Österreich

Doskozil fordert Treibstoff-Deckel und Halbierung der Steuern

30.07.2022 • 13:29 Uhr / 2 Minuten Lesezeit
Burgenlands Landeshauptmann HansPeter Doskozil (SPÖ)
Burgenlands Landeshauptmann HansPeter Doskozil (SPÖ) APA/FLORIAN WIESER

Im Ö1-Mittagsjournal sah Hans Peter Doskozil (SPÖ) die Strompreisbremse der Regierung bevorstehenden Wahlen geschuldet und forderte einen “ganzheitlichen” Ansatz.
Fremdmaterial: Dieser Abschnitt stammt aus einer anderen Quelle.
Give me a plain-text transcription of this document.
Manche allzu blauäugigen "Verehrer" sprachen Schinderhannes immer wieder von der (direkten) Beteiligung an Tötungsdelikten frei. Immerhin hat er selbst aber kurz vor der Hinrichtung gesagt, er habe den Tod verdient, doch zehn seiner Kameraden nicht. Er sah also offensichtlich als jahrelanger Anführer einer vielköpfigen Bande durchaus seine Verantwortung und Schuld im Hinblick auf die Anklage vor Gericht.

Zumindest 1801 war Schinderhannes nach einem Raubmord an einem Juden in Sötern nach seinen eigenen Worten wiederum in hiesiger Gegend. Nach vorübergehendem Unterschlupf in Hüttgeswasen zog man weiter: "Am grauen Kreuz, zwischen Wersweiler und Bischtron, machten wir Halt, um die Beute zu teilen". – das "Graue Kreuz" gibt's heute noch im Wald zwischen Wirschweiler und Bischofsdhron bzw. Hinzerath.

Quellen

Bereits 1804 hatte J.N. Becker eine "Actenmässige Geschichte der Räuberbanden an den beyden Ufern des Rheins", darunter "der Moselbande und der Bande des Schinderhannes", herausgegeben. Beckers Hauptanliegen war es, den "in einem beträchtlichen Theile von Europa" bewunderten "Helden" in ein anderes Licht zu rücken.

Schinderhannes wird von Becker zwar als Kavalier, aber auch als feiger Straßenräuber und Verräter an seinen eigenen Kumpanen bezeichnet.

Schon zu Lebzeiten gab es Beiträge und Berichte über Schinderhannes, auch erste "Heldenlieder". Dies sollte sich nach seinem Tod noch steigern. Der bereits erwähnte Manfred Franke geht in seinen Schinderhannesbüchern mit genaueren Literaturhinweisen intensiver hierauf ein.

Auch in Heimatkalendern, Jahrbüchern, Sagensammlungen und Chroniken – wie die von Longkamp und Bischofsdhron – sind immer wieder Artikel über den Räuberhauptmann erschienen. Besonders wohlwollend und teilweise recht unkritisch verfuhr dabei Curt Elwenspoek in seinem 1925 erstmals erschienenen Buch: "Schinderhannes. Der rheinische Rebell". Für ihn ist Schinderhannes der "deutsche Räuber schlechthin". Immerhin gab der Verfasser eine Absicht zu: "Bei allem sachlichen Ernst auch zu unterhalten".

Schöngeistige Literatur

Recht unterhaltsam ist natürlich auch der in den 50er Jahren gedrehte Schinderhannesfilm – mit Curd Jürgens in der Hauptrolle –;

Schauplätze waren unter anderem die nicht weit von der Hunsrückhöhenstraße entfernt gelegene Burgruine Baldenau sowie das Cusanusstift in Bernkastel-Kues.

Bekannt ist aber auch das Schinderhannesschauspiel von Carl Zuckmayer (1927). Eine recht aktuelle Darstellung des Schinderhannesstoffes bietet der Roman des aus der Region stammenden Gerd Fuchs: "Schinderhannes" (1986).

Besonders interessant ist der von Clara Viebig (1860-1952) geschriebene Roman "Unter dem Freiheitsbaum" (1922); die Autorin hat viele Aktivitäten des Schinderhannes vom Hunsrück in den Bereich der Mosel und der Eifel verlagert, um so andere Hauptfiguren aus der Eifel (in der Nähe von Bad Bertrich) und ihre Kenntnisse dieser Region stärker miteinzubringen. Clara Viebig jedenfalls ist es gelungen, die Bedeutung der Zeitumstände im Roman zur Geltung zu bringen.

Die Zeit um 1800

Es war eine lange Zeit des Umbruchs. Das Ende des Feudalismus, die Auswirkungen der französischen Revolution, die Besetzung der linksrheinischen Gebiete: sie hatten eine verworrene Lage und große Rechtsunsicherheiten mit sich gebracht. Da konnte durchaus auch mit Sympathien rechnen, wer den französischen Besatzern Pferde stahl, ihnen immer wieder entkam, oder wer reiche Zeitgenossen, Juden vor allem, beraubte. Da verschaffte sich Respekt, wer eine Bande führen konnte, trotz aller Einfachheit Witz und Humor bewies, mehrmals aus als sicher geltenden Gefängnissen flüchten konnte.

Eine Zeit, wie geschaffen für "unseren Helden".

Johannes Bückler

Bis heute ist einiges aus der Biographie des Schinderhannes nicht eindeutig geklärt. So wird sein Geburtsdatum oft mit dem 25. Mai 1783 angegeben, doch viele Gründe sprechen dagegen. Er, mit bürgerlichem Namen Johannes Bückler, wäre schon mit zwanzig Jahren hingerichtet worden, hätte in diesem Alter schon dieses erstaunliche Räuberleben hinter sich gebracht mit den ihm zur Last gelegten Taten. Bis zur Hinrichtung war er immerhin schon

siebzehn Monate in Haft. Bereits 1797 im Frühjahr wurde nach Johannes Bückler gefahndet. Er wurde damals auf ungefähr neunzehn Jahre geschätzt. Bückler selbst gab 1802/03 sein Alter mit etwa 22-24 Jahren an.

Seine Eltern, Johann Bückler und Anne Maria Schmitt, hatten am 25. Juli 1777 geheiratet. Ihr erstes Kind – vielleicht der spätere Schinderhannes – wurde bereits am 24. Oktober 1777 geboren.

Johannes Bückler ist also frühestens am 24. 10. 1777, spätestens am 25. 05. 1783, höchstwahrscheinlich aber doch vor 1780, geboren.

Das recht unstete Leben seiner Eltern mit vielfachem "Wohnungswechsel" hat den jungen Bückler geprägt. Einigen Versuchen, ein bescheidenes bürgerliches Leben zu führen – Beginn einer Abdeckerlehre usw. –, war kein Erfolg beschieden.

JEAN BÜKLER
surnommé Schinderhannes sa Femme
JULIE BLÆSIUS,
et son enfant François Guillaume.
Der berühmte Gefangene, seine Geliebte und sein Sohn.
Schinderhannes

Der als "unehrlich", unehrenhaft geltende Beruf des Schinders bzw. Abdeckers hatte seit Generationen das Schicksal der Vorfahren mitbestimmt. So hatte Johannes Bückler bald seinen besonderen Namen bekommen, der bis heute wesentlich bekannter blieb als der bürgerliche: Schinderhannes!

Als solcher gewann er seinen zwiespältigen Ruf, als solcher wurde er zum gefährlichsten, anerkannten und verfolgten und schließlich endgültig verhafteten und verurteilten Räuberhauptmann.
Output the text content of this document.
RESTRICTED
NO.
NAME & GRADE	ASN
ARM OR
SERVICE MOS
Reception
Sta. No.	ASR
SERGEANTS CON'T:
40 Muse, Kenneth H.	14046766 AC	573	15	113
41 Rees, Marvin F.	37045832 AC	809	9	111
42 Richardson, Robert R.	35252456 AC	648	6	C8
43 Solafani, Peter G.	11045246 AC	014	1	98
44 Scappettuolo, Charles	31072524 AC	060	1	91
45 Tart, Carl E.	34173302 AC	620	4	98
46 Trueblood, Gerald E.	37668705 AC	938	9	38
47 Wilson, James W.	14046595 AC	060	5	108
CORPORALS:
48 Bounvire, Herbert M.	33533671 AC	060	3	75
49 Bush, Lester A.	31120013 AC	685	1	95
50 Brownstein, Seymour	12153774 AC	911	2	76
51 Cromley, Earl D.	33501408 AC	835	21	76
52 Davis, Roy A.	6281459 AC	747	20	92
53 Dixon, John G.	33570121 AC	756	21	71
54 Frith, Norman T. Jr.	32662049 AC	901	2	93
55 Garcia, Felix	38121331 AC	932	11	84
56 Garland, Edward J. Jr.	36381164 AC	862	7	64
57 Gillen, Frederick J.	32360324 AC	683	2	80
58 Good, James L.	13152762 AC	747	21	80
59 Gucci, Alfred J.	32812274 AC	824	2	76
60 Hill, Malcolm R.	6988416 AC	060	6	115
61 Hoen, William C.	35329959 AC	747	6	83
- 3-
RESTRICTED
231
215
Die Regierung unternehme zu wenig, um die Folgen der Inflation für die Bevölkerung einzudämmen. Zu diesem Schluss kam Burgenlands Landeshauptmann Hans Peter Doskozil (SPÖ) im Ö1-Mittagsjournal. Die von der Regierung in Aussicht gestellte Strompreisbremse sei nur dem Umstand geschuldet, dass in Niederösterreich voraussichtlich zu Beginn des nächsten Jahres gewählt wird und im Osten die Strompreise im Herbst massiv steigen werden. Zudem sei die geplante Art der Abwicklung “ein Riesenaufwand”. Man müsse aber auch die Preise für Gas, Treibstoff und Nahrungsmittel mit einbeziehen. “Eine ganzheitliche Lösung anzudenken passiert derzeit nicht.”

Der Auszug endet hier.